Clark announces $100M to help communities rebuild as wildfires burn across B.C.
Geordon Omand, The Canadian Press
Published Sunday, July 9, 2017 7:15AM EDT
Last Updated Sunday, July 9, 2017 3:52PM EDT
KAMLOOPS, B.C. — British Columbia is making $100 million available to communities and residents affected by wildfires to help them rebuild.
Outgoing Premier Christy Clark announced the fund today during a visit to Kamloops, where she met with emergency officials and families impacted by scores of out-of-control fires.
Clark says $600 will be made immediately available by electronic transfer through the Red Cross to people who have registered after being forced from their homes.
She says the transition team for premier-designate John Horgan’s incoming government has been briefed on the establishment of the fund.
Horgan was to meet with evacuees in Kamloops and visit emergency operations centres that are dealing with what his team called the “worsening wildfire crisis.”
Ground and air crews were battling 230 wildfires across B.C. amid continuing hot, dry and often windy conditions that made it a difficult struggle.
The hardest-hit regions are the central and southern Interior.
There are also a number of major blazes burning in northern B.C. but they weren’t posing as immediate a threat as the fires further south, said Kevin Skrepnek, chief information officer for the BC Wildfire Service.
A provincewide state of emergency was declared Friday after about 140 new fires ignited and crews grappled with intense winds. The government said it would allow it to more easily co-ordinate a response to the crisis.
Clark said people are worried about their homes, pets and lifelong possessions.
“We are just, in many ways, at the beginning of the worst part of the fire season and we watch the weather, we watch the wind, and we pray for rain,” she told reporters in Kamloops.
“But our prayers aren’t always answered in these things and so we need to be there to support people in the meantime because there are hundreds and hundreds of people who are scared to death right now.”
On Saturday, the winds eased slightly, but 98 new fires sprang up and existing fires grew in size, Skrepnek said.
The three biggest fires ranged in size from about 14 to 20 square kilometres and drove thousands of people from their homes in the communities of Ashcroft, Cache Creek, 100 Mile House, 105 Mile House, 108 Mile House, 150 Mile House and the Alexis Creek area.
Precise evacuee numbers for the entire province were not immediately available Sunday, but the Cariboo Regional District estimated that as many as 6,000 people were forced from their residences.

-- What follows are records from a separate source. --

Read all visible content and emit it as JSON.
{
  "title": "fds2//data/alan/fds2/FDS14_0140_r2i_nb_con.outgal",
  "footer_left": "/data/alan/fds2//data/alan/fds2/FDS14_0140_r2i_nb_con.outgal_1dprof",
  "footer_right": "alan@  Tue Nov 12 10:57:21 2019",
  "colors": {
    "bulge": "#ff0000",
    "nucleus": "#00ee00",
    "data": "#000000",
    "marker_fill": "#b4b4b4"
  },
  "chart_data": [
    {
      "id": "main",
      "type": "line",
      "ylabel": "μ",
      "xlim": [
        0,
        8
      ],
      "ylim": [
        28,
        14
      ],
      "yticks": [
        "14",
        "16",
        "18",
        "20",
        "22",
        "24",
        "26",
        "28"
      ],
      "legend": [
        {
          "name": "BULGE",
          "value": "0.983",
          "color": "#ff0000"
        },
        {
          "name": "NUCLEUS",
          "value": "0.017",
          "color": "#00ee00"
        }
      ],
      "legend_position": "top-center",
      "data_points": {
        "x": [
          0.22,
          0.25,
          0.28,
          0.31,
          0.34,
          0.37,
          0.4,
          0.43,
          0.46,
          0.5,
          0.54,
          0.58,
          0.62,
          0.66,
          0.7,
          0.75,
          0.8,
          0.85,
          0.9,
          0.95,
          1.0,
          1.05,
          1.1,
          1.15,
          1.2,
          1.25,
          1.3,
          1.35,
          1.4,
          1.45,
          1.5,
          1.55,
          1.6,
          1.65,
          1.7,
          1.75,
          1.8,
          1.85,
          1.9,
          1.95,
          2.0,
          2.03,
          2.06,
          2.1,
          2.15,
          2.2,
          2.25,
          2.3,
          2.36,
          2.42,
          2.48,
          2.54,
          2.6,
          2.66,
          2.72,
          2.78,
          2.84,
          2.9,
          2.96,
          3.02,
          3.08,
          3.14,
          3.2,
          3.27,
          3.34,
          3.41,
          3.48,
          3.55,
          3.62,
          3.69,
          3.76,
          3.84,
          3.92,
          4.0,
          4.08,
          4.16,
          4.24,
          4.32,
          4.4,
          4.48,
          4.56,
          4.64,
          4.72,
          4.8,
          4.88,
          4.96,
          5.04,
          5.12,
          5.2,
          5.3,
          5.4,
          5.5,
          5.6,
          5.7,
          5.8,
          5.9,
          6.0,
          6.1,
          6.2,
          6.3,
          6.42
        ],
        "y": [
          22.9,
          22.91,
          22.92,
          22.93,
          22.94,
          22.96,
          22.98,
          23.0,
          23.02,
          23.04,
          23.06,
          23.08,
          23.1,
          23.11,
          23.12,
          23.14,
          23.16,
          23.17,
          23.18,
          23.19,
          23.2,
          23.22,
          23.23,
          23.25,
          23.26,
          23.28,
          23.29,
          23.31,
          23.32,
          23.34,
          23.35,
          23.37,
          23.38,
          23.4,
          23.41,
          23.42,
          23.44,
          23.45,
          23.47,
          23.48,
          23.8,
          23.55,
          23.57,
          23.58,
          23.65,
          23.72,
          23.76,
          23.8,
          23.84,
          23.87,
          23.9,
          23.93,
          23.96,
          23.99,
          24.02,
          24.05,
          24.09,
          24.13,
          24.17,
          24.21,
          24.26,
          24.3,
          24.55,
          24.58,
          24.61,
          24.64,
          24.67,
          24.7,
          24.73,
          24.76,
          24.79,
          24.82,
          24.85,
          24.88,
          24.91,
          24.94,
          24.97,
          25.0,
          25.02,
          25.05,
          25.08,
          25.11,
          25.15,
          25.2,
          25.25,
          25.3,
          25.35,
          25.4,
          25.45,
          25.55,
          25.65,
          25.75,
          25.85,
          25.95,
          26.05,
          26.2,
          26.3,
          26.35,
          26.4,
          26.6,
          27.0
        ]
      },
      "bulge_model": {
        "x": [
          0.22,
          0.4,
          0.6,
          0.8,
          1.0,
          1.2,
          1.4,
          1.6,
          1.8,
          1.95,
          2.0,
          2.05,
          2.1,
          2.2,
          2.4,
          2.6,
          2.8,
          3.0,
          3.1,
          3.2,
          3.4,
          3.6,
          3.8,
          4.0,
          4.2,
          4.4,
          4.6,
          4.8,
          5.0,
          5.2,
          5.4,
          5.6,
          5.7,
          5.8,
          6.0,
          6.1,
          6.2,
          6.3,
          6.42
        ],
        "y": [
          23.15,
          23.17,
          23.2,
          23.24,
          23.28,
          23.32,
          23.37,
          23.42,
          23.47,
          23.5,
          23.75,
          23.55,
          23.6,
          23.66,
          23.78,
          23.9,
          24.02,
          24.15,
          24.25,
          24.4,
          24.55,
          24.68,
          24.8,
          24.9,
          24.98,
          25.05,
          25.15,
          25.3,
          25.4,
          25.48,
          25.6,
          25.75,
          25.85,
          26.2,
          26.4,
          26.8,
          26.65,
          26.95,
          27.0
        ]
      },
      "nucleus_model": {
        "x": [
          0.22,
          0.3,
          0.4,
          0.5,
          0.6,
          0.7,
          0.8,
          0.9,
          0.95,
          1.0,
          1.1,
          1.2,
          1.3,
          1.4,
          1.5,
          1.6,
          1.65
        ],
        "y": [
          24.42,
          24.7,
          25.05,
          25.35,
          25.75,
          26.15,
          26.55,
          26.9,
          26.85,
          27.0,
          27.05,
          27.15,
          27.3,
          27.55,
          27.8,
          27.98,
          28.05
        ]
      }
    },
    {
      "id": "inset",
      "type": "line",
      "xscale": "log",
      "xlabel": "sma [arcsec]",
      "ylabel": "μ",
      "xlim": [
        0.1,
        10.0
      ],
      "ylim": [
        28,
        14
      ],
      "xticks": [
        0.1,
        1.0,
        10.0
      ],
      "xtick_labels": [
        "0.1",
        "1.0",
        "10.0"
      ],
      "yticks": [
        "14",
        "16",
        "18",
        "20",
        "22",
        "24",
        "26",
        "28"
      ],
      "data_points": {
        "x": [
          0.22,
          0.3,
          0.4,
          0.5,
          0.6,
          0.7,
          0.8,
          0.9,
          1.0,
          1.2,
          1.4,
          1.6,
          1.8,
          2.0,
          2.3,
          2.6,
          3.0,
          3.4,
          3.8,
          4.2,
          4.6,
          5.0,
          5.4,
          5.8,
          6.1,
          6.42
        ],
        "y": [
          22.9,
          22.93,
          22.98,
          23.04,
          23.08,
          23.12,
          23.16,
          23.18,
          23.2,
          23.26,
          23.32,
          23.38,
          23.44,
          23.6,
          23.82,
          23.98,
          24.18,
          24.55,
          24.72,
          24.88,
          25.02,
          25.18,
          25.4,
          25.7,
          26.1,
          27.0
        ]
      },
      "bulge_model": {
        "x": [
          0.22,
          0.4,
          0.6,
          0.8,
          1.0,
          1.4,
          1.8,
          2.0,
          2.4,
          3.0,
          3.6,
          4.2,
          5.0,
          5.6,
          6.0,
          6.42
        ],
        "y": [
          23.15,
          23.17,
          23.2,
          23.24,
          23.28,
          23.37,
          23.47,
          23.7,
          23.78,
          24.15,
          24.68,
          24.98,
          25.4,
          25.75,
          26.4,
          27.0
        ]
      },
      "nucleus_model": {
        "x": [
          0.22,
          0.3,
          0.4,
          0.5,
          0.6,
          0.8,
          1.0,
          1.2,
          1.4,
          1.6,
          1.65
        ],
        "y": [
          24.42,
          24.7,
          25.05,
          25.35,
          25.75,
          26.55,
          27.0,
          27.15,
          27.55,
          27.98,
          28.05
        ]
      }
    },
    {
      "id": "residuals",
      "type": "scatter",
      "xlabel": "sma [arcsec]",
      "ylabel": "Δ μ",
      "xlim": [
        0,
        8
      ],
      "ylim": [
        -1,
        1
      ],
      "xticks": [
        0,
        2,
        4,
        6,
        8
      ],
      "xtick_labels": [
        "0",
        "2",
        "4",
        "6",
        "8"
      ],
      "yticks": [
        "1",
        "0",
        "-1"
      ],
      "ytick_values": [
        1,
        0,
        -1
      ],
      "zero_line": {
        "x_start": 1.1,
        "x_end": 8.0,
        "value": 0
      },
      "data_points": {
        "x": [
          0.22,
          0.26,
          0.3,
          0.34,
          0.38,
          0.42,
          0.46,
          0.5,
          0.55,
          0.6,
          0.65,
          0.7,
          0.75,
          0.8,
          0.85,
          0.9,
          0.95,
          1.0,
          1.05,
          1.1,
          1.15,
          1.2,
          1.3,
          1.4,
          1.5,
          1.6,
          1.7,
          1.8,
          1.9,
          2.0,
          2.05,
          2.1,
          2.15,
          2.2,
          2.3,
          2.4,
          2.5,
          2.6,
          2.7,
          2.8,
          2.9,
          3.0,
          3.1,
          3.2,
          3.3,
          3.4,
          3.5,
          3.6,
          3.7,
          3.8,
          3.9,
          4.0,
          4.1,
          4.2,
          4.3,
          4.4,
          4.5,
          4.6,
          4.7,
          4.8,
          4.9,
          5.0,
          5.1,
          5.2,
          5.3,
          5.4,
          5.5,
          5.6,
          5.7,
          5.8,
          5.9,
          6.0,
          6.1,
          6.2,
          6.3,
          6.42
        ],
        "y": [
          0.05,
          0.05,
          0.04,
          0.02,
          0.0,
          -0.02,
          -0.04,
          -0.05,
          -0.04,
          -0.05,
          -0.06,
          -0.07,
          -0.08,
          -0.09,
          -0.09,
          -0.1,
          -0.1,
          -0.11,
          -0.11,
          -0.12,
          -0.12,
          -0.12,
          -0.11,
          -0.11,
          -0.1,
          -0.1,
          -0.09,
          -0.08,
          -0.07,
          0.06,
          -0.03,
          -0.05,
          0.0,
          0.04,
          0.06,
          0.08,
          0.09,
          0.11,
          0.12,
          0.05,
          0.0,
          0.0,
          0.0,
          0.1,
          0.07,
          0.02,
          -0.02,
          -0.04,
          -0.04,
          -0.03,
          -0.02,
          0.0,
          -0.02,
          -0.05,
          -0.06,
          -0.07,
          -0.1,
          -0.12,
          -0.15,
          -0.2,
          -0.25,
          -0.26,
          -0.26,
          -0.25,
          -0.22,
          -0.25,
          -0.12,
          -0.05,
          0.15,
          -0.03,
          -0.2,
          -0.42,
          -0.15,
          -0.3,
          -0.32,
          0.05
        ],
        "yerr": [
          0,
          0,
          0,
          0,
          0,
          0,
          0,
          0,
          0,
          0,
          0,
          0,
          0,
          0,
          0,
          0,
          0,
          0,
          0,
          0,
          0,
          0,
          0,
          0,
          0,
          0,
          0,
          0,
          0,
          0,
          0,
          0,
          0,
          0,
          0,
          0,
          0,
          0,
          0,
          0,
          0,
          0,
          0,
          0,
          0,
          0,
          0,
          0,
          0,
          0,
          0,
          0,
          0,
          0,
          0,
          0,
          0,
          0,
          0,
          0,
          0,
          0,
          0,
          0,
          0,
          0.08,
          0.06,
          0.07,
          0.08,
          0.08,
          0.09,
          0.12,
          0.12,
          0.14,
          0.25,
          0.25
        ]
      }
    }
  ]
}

New evacuation orders affecting dozens of homes were issued on Sunday.
The province has been marshalling all the personnel it can to battle the flames, protect property and try to keep people safe.
More than 1,000 firefighters are on scene, supported by heavy equipment and helicopters. Another 600 personnel are backing them up, plus some 200 contractors. An additional 300 firefighters are being recruited from other parts of Canada and are expected to arrive in B.C. on Monday and Tuesday, Skrepnek said.
Clark said crews have done exemplary work, conducting themselves in the professional manner we’ve come to expect from them.
“As well, communities and residents have also stepped up and rallied together to help all those who need it,” she said.
Despite the crews’ efforts, Cache Creek Mayor John Ranta said a fire burning between Ashcroft and Cache Creek had destroyed dozens of buildings, including at least five houses, 30 trailer park homes and two hangars at a regional airport.
“We have tremendous sympathy for the challenges we are all collectively facing,” Ranta said.
Hundreds of people gathered in a conference room at Thompson Rivers University on Saturday evening where an information session was held for wildfire evacuees.
Rob Schweizer, manager of the Kamloops Fire Centre, said it had been an unprecedented 24 hours.
“We probably haven’t seen this sort of activity that involves so many residences and people in the history of the province of B.C.,” he said.
“I can only imagine what the last 24 hours have been like for the people here in this room. Our hearts go out to you. It’s a very stressful and trying time.”
Deputy manager Cliff Chapman suggested Saturday was a day he’d never forget.
“I’ve been in this business for 17 years, from crew all the way up to where I am now, and I haven’t experienced a day like we experienced yesterday.”